Il bonus Maroni consiste in uno sgravio contributivo che rende disponibile direttamente in busta paga la quota di contributi a carico del lavoratore (9,19%) e pagare meno contributi permette di avere uno stipendio più alto, pur se accumulando meno contributi si penalizza comunque il trattamento finale. 

Inoltre, la misura è stata ampliata quest'anno 2025: non vale più, infatti, solo per coloro che maturano i requisiti per l'uscita con la quota 103 ma anche per coloro che raggiungono i requisiti per la pensione anticipata ordinaria, cioè 42 anni e 10 mesi di contributi, un anno in meno (41 anni e 10 mesi di contributi) per le donne e a prescindere dall’età anagrafica. 

Ciò significa che sono sempre più coloro che possono beneficiare di aumenti degli stipendi se restano a lavoro anche dopo aver raggiunto la pensione.

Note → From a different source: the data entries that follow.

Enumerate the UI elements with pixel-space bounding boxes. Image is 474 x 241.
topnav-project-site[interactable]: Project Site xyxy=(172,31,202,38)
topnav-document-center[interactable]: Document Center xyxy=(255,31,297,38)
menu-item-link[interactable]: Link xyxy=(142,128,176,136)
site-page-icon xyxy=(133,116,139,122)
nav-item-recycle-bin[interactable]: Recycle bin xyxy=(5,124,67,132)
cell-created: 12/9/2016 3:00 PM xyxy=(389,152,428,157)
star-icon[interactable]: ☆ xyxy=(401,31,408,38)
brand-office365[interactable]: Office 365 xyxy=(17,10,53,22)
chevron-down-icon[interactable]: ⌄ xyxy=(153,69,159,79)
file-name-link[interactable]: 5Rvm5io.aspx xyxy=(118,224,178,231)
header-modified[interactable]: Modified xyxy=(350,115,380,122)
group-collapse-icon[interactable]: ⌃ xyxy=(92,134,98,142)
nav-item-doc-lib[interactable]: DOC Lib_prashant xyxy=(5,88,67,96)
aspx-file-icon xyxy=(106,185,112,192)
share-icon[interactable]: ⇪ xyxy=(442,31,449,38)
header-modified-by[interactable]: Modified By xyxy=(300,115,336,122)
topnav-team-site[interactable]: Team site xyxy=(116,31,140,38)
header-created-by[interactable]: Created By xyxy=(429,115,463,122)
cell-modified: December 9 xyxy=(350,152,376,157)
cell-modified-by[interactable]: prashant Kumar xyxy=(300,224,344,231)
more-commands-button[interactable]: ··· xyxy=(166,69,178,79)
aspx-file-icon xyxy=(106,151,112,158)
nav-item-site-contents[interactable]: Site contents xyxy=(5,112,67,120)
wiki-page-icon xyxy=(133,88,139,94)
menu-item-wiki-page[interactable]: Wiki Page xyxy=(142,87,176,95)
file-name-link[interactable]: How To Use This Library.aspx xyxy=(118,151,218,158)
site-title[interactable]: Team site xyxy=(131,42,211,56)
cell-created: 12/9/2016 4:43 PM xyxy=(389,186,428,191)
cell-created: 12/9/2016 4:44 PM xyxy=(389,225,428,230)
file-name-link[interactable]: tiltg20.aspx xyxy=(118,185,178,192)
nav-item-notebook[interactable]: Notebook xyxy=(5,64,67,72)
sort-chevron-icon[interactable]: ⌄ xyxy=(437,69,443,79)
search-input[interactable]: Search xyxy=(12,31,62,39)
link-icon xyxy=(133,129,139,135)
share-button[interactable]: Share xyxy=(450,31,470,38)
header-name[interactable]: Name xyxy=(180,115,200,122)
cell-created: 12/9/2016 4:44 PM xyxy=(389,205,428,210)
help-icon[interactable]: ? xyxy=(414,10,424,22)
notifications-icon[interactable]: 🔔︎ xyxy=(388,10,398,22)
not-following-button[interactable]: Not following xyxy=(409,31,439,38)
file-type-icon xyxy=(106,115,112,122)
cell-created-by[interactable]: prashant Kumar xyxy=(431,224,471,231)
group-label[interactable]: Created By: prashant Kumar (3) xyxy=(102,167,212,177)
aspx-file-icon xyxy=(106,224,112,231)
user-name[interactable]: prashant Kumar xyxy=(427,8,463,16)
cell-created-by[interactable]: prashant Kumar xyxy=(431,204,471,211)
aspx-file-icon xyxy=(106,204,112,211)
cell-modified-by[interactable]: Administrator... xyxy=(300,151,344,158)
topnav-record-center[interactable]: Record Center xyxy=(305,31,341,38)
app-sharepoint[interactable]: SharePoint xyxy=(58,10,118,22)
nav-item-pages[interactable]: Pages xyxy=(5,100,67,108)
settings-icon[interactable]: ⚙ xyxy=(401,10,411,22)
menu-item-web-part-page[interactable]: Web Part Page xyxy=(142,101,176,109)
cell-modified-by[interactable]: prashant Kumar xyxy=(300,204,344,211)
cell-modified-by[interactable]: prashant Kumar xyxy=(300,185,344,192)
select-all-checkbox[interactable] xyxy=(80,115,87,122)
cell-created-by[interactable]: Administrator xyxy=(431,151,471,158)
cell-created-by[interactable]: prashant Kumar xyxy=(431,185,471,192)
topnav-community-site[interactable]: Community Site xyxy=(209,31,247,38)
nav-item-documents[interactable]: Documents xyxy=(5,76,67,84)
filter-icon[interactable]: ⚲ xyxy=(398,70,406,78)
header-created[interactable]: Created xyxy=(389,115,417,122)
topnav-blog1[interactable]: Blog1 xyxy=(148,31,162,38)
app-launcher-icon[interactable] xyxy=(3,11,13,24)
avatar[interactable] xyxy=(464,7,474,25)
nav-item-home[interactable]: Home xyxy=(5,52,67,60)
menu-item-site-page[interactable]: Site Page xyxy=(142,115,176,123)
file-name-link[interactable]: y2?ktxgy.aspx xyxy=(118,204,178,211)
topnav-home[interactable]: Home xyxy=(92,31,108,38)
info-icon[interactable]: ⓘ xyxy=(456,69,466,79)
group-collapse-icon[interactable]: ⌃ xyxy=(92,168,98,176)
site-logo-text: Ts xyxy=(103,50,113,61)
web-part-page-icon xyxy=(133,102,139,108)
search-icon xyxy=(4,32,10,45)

Precisiamo, però, che se a molti lavoratori statali non conviene più andare in pensione anticipata per le penalizzazioni e le riduzioni applicate sugli gli importi finali, soprattutto in base al costo della vita che invece è sempre alto, ci sono altri dipendenti che decidono di continuare a lavorare semplicemente perché ne hanno voglia, perché piace ciò che fanno e non vorrebbero rinunciarci fino a quando le proprie facoltà permettono di lavorare.